Here's a Stack Overlfow question explaining the pitfalls

Nope, padding is strictly left to the compiler. The uint8_t (or char) member must be 1-byte, but the class object itself doesn't have to be.

I don't think it's strictly up to the compiler — there are some constraints, the compiler can make decisions within those constraints, but Better Enums should be outside all those constraints anyway.

The compiler, AFAIK, cannot (if it is standards-compliant) just insert completely arbitrary padding.

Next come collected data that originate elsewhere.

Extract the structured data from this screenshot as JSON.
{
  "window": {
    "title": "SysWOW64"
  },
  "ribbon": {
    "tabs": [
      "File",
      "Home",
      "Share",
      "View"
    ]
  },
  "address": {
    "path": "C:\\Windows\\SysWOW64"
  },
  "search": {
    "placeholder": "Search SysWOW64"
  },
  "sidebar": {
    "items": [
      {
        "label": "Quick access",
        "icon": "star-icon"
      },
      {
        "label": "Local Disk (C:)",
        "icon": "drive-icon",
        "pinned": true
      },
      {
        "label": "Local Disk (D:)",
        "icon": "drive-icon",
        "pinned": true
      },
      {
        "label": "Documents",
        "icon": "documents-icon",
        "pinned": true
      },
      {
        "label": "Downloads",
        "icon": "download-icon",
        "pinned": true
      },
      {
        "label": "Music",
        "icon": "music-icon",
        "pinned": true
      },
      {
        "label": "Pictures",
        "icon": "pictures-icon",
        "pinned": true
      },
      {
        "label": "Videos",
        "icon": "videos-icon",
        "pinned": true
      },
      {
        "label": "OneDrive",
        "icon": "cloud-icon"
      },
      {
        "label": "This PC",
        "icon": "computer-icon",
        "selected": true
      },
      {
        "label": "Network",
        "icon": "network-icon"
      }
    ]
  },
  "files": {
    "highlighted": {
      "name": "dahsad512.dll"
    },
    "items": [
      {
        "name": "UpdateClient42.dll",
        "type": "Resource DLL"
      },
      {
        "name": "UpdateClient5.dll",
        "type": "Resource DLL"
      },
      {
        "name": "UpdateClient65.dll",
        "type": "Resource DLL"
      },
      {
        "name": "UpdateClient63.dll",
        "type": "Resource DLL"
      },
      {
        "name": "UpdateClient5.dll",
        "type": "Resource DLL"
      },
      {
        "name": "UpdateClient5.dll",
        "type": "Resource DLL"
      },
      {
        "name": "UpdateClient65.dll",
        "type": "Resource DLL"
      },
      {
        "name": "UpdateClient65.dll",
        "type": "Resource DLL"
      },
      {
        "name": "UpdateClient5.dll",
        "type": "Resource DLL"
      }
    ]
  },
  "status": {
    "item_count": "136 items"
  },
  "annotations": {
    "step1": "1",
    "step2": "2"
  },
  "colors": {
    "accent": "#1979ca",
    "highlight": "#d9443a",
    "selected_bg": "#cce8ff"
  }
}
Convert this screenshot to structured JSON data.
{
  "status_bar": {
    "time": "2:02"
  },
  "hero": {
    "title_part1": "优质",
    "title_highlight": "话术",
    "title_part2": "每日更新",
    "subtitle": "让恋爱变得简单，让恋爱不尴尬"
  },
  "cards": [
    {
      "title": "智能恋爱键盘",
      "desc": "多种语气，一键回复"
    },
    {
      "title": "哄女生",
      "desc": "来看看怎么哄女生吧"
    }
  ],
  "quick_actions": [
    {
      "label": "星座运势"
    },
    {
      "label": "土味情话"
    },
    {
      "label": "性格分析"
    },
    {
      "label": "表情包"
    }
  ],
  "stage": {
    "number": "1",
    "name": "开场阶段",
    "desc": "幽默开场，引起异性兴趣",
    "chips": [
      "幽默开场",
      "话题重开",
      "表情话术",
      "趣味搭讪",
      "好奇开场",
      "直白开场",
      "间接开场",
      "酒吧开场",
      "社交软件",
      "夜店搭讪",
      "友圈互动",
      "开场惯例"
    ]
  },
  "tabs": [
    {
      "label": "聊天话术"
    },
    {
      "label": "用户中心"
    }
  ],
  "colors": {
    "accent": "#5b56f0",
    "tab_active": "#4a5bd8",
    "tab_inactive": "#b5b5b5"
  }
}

As I have always understood it (could be wrong), this padding only can optionally be inserted between fields and after fields, if there are other fields in the struct/class that would force access to one of the subsequent members or a next struct to inherently be misaligned if the previous field/struct access is aligned. So, at least in cases I know of, this wouldn't apply to a one-field class like a Better Enum.

For trailing padding for architectures that require aligned access, I indeed don't know what will happen with a 1-field class. It doesn't inherently have any issue that the basic underlying type wouldn't have, e.g. a 4-byte alignment requirement at a basic level should affect an array of char enums and an array of chars in the same way. However, would the compiler insert 3 trailing bytes, rather than pack the enums in the array and emit extra instructions? I don't have a ready way of checking, so a static_assert indeed might be a good idea, if your code might be built for this kind of system.

However, I also vaguely remember of hearing something about systems on which sizeof(uint8_t) was either reported as more than 1, or reported as 1 but actually packed into much larger elements in arrays — my memory is hazy on this. So if that's the case, depending on the situation, even the assert may or may not be able to save the user, in case the compiler ends up packing these types differently into arrays even while reporting the size as the same, because it considers one to be a basic type, and the other a composite.

As I have always understood it (could be wrong), this padding only can optionally be inserted between fields and after fields, if there are other fields in the struct/class that would force access to one of the subsequent members or a next struct to inherently be misaligned if the previous field/struct access is aligned. So, at least in cases I know of, this wouldn't apply to a one-field class like a Better Enum.

You're right, my bad.

And I went overboard with that alignment requirement description - the address must be aligned to multiple of access size. Which is still 1. You can't access uint16_t at an odd address, but you can uint8_t (assuming regular sizes). This happened to me once, where I passed an odd address to a function call which silently cast it to uint16_t*.

So my static_assert is most likely completely meaningless here.

However, I also vaguely remember of hearing something about systems on which sizeof(uint8_t) was either reported as more than 1, or reported as 1 but actually packed into much larger elements in arrays — my memory is hazy on this. So if that's the case, depending on the situation, even the assert may or may not be able to save the user, in case the compiler ends up packing these types differently into arrays even while reporting the size as the same, because it considers one to be a basic type, and the other a composite.

This sounds like some retro stuff and nothing I ever came in touch with.

Thanks for your patience, this is completely cleared up now ;) and I'll still leave that static_assert cause I'm paranoid and don't want to get bitten.